Archive for the ‘Philippinen’ Category

Serious fun

Mittwoch, März 7th, 2012

Der nächste Tauchkurs der bei mir ansteht ist der Rescue Diver. Den mache ich in Sabang bei „Mare Divers“. Der Diveshop gehört Rainer, mein Kurs-Instructor ist Chris. Fest in deutscher Hand der Laden. Das ist der erste Tauchkurs den ich auf Deutsch absolviere; an das neue Vokabular muss ich mich auch erst mal gewöhnen.

Beim Rescue Diver lernt man mit Tauchunfällen umzugehen – unter Wasser, an der Wasseroberfläche und an Land. Bestandteil des Kurses ist außerdem ein Erste-Hilfe-Kurs (EFR = Emergency First Response) und ein Herz-Lungen-Wiederbelebungs-Kurs (HLW).

Die Theorie ist furchtbar trocken und nimmt schrecklich viel Zeit in Anspruch. Dafür haben wir ein prima „Klassenzimmer“ mit Blick auf’s Meer! 🙂

Die Übungen im Wasser machen ein bisschen mehr Spaß: Bunny, ein Angestellter des Diveshops, wird von Chris als mein „Opfer“ für die Übungen auserkoren. Wir fahren zusammen mit dem Boot zur schwimmenden Bar vor Sabang raus. Dort können wir unsere Ausrüstung fertig machen und relativ ungestört üben – ohne dass jemand den Rettungsdienst informiert um dem armen Bunny zu Hilfe zu eilen. 🙂

Bunny ist übrigens ein klitzekleiner Kerl und spargeldünn, und trotzdem bin ich nach 3 Stunden Übungen im Wasser völlig fertig. (Okay, ich hab auch 3 Stunden Übungen im Wasser hinter mir, aber trotzdem… wär Bunny ein fetter Kerl, hätte ICH nach den 3 Stunden gerettet werden müssen.)

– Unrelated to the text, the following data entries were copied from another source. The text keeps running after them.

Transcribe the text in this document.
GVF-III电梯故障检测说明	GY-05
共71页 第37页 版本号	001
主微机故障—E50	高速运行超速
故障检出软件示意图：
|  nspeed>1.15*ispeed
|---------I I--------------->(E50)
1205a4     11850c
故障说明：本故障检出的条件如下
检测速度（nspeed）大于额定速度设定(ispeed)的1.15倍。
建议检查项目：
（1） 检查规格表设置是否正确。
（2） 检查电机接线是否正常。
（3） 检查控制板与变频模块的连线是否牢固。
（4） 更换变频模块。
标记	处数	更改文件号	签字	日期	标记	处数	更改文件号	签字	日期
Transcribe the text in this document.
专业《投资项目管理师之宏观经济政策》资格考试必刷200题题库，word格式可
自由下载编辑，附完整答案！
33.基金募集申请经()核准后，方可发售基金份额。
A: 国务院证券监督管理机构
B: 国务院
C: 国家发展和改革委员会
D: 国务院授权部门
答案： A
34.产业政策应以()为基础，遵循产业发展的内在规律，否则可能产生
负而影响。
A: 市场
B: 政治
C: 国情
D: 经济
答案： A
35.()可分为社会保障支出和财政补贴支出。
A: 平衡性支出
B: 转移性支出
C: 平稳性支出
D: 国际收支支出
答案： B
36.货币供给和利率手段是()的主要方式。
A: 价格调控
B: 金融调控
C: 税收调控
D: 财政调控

Jetzt bin ich jedenfalls prima ausgebildet, einem erschöpften Taucher zu helfen, einem Taucher in Panik, einem nicht reagierenden Taucher, ich kann Taucher sicher zur Wasseroberfläche bringen, sicher aus dem Wasser, und vielleicht kann ich sie dann auch wiederbeleben. Oh, und wenn mal jemand einen Taucher vermisst wende er sich vertrauensvoll an mich; ich kenne jetzt diverse Suchmuster für das Auffinden unter Wasser.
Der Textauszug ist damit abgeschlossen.